Filesharing und Störerhaftung, wenn der erwachsene Besuch gegen Urheberrecht verstößt – das Landgericht Hamburg entschied mit Urteil vom 20.03.2015, Az. 310 S 23/14: Die erwachsene Nichte und deren Lebensgefährte zählen nicht zu den Familienangehörigen im Sinne der „BearShare“-Entscheidung des Bundesgerichtshofs. Die Inhaberin des Internetanschlusses verletzt eine zumutbare Prüfungspflicht, wenn sie ihren Besuch nicht darüber belehrt, dass diese keine P2P-Tauschbörsen für den illegalen Bezug urheberrechtlich geschützter Werke nutzen dürfen. Die Anschlussinhaberin haftet deshalb als Störerin. Hat das Landgericht Hamburg damit wirklich recht?

Was war geschehen?

Die spätere Beklagte hatte Besuch – die volljährige Tochter ihrer Schwester, also ihre Nichte, und deren Lebensgefährte waren aus Australien nach Deutschland gekommen. Die beiden gingen über den Internet-Anschluss der Beklagten online und machten über eine Filesharing-Tauschbörse einen Film öffentlich zugänglich. Die Beklagte erhielt eine Abmahnung. Sie weigerte sich, die Abmahnkosten zu ersetzen – und wurde verklagt. Zunächst hatte die Beklagte vor dem Amtsgericht Hamburg Erfolg. Gegen dessen Urteil vom 08.07.2014, Az. 25b C 887/13, legte die unterlegene Klägerin Berufung zum Landgericht Hamburg ein.

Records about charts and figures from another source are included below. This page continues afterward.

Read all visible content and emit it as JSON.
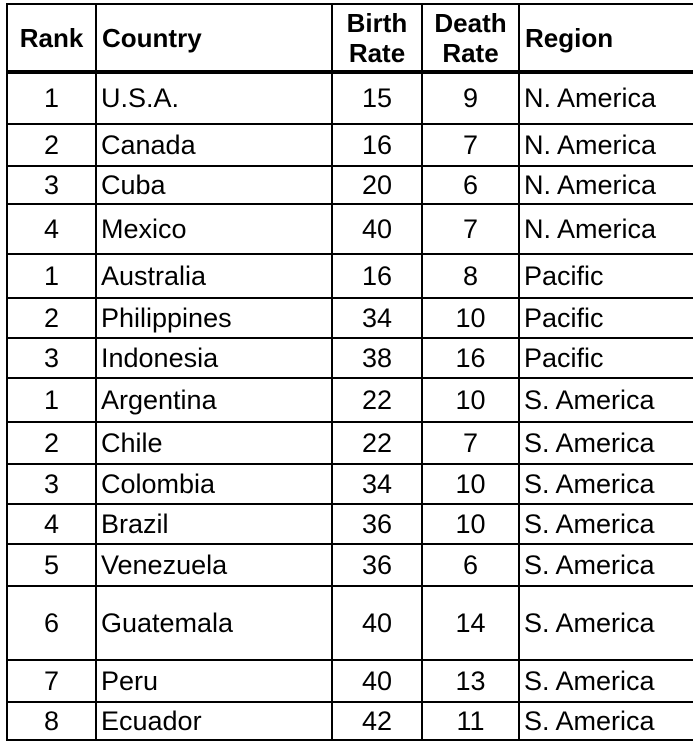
{
  "table": {
    "headers": {
      "rank": "Rank",
      "country": "Country",
      "birth_rate_line1": "Birth",
      "birth_rate_line2": "Rate",
      "death_rate_line1": "Death",
      "death_rate_line2": "Rate",
      "region": "Region"
    },
    "rows": [
      {
        "rank": "1",
        "country": "U.S.A.",
        "birth": "15",
        "death": "9",
        "region": "N. America"
      },
      {
        "rank": "2",
        "country": "Canada",
        "birth": "16",
        "death": "7",
        "region": "N. America"
      },
      {
        "rank": "3",
        "country": "Cuba",
        "birth": "20",
        "death": "6",
        "region": "N. America"
      },
      {
        "rank": "4",
        "country": "Mexico",
        "birth": "40",
        "death": "7",
        "region": "N. America"
      },
      {
        "rank": "1",
        "country": "Australia",
        "birth": "16",
        "death": "8",
        "region": "Pacific"
      },
      {
        "rank": "2",
        "country": "Philippines",
        "birth": "34",
        "death": "10",
        "region": "Pacific"
      },
      {
        "rank": "3",
        "country": "Indonesia",
        "birth": "38",
        "death": "16",
        "region": "Pacific"
      },
      {
        "rank": "1",
        "country": "Argentina",
        "birth": "22",
        "death": "10",
        "region": "S. America"
      },
      {
        "rank": "2",
        "country": "Chile",
        "birth": "22",
        "death": "7",
        "region": "S. America"
      },
      {
        "rank": "3",
        "country": "Colombia",
        "birth": "34",
        "death": "10",
        "region": "S. America"
      },
      {
        "rank": "4",
        "country": "Brazil",
        "birth": "36",
        "death": "10",
        "region": "S. America"
      },
      {
        "rank": "5",
        "country": "Venezuela",
        "birth": "36",
        "death": "6",
        "region": "S. America"
      },
      {
        "rank": "6",
        "country": "Guatemala",
        "birth": "40",
        "death": "14",
        "region": "S. America"
      },
      {
        "rank": "7",
        "country": "Peru",
        "birth": "40",
        "death": "13",
        "region": "S. America"
      },
      {
        "rank": "8",
        "country": "Ecuador",
        "birth": "42",
        "death": "11",
        "region": "S. America"
      }
    ]
  }
}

Wie entschied das Landgericht Hamburg?

Das Landgericht Hamburg verurteilte die Beklagte, Abmahnkosten in Höhe von 755,80 € nebst Zinsen zu zahlen.

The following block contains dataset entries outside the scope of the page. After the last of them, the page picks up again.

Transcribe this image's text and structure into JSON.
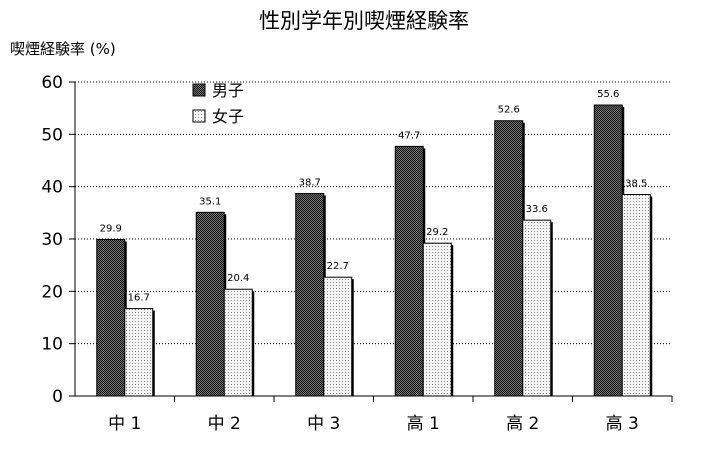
{
  "chart_data": {
    "type": "bar",
    "title": "性別学年別喫煙経験率",
    "ylabel": "喫煙経験率 (%)",
    "xlabel": "",
    "ylim": [
      0,
      60
    ],
    "yticks": [
      0,
      10,
      20,
      30,
      40,
      50,
      60
    ],
    "grid": true,
    "legend_position": "top-left",
    "categories": [
      "中 1",
      "中 2",
      "中 3",
      "高 1",
      "高 2",
      "高 3"
    ],
    "series": [
      {
        "name": "男子",
        "values": [
          29.9,
          35.1,
          38.7,
          47.7,
          52.6,
          55.6
        ],
        "color": "#555555"
      },
      {
        "name": "女子",
        "values": [
          16.7,
          20.4,
          22.7,
          29.2,
          33.6,
          38.5
        ],
        "color": "#e8e8e8"
      }
    ]
  }
}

Die Beklagte hafte als Störerin. Sie habe eine zumutbare Verhaltenspflicht verletzt. Sie habe weder ihre Nichte noch deren Lebensgefährten darauf hingewiesen, dass eine Nutzung von sogenannten Internet-Tauschbörsen zu illegalen Bezug urheberrechtlich geschützten Materials wie insbesondere Filmen, Musik, Computerspielen, zu unterbleiben habe. Vor der Überlassung des Internetanschlusses an einen volljährigen Dritten, der nicht als Familienangehöriger anzusehen sei, sei eine entsprechende Belehrung durch den Anschlussinhaber geboten und zumutbar.

Der Bundesgerichtshof habe in seinem Urteil „BearShare“ vom 08.01.2014, Az. I ZR 169/12, eine Belehrungspflicht des Anschlussinhabers bei Überlassung seines Internetanschlusses an ihm nahestehende volljährige Personen wie etwa Freunde oder Mitbewohner, die nicht Familienangehörige sind, nicht abgelehnt. Vielmehr habe der Bundesgerichtshof diese Frage ausdrücklich offen gelassen.

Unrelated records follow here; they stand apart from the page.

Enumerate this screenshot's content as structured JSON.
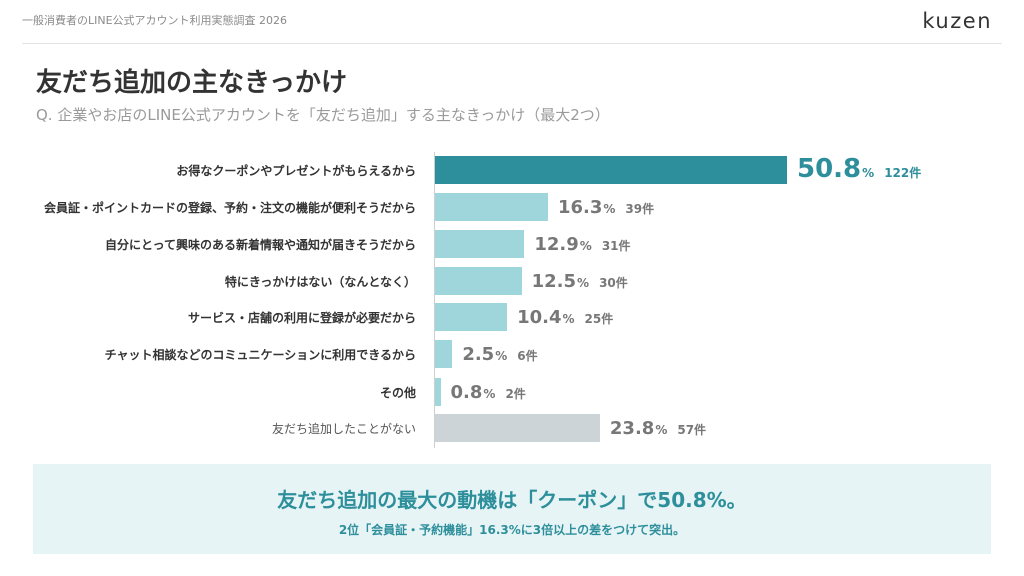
{
  "header": {
    "report_title": "一般消費者のLINE公式アカウント利用実態調査 2026",
    "logo": "kuzen"
  },
  "page": {
    "title": "友だち追加の主なきっかけ",
    "subtitle": "Q. 企業やお店のLINE公式アカウントを「友だち追加」する主なきっかけ（最大2つ）"
  },
  "colors": {
    "top_bar": "#2e8f9c",
    "bar": "#9fd6dc",
    "none_bar": "#cdd4d7",
    "accent_text": "#2e8f9c",
    "value_text": "#777777"
  },
  "chart_data": {
    "type": "bar",
    "orientation": "horizontal",
    "value_unit": "%",
    "count_unit": "件",
    "xlim": [
      0,
      60
    ],
    "grid": false,
    "legend": "none",
    "categories": [
      "お得なクーポンやプレゼントがもらえるから",
      "会員証・ポイントカードの登録、予約・注文の機能が便利そうだから",
      "自分にとって興味のある新着情報や通知が届きそうだから",
      "特にきっかけはない（なんとなく）",
      "サービス・店舗の利用に登録が必要だから",
      "チャット相談などのコミュニケーションに利用できるから",
      "その他",
      "友だち追加したことがない"
    ],
    "values": [
      50.8,
      16.3,
      12.9,
      12.5,
      10.4,
      2.5,
      0.8,
      23.8
    ],
    "value_labels": [
      "50.8",
      "16.3",
      "12.9",
      "12.5",
      "10.4",
      "2.5",
      "0.8",
      "23.8"
    ],
    "counts": [
      "122件",
      "39件",
      "31件",
      "30件",
      "25件",
      "6件",
      "2件",
      "57件"
    ],
    "highlight_index": 0,
    "muted_index": 7
  },
  "summary": {
    "main": "友だち追加の最大の動機は「クーポン」で50.8%。",
    "sub": "2位「会員証・予約機能」16.3%に3倍以上の差をつけて突出。"
  }
}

Wörtlich aus den Urteilsgründen:

„Eine solche Belehrungspflicht stellt keine unzumutbare Belastung des Anschlussinhabers dar. Sie entspricht der nach Ansicht des BGH gebotenen Belehrung des minderjährigen Kindes und übersteigt ebenfalls nicht die Belastung, die einem Betreiber eines WL-AN-Anschlusses durch die vom BGH auferlegte Pflicht zur Einstellung eines sicheren Passworts für den Zugang zum Router entsteht.
Eine Nutzung eines überlassenen Internetanschlusses zu rechtswidrigem Filesharing ist auch keine ganz fernliegende Nutzung, an die der Anschlussinhaber nicht zu denken brauchte.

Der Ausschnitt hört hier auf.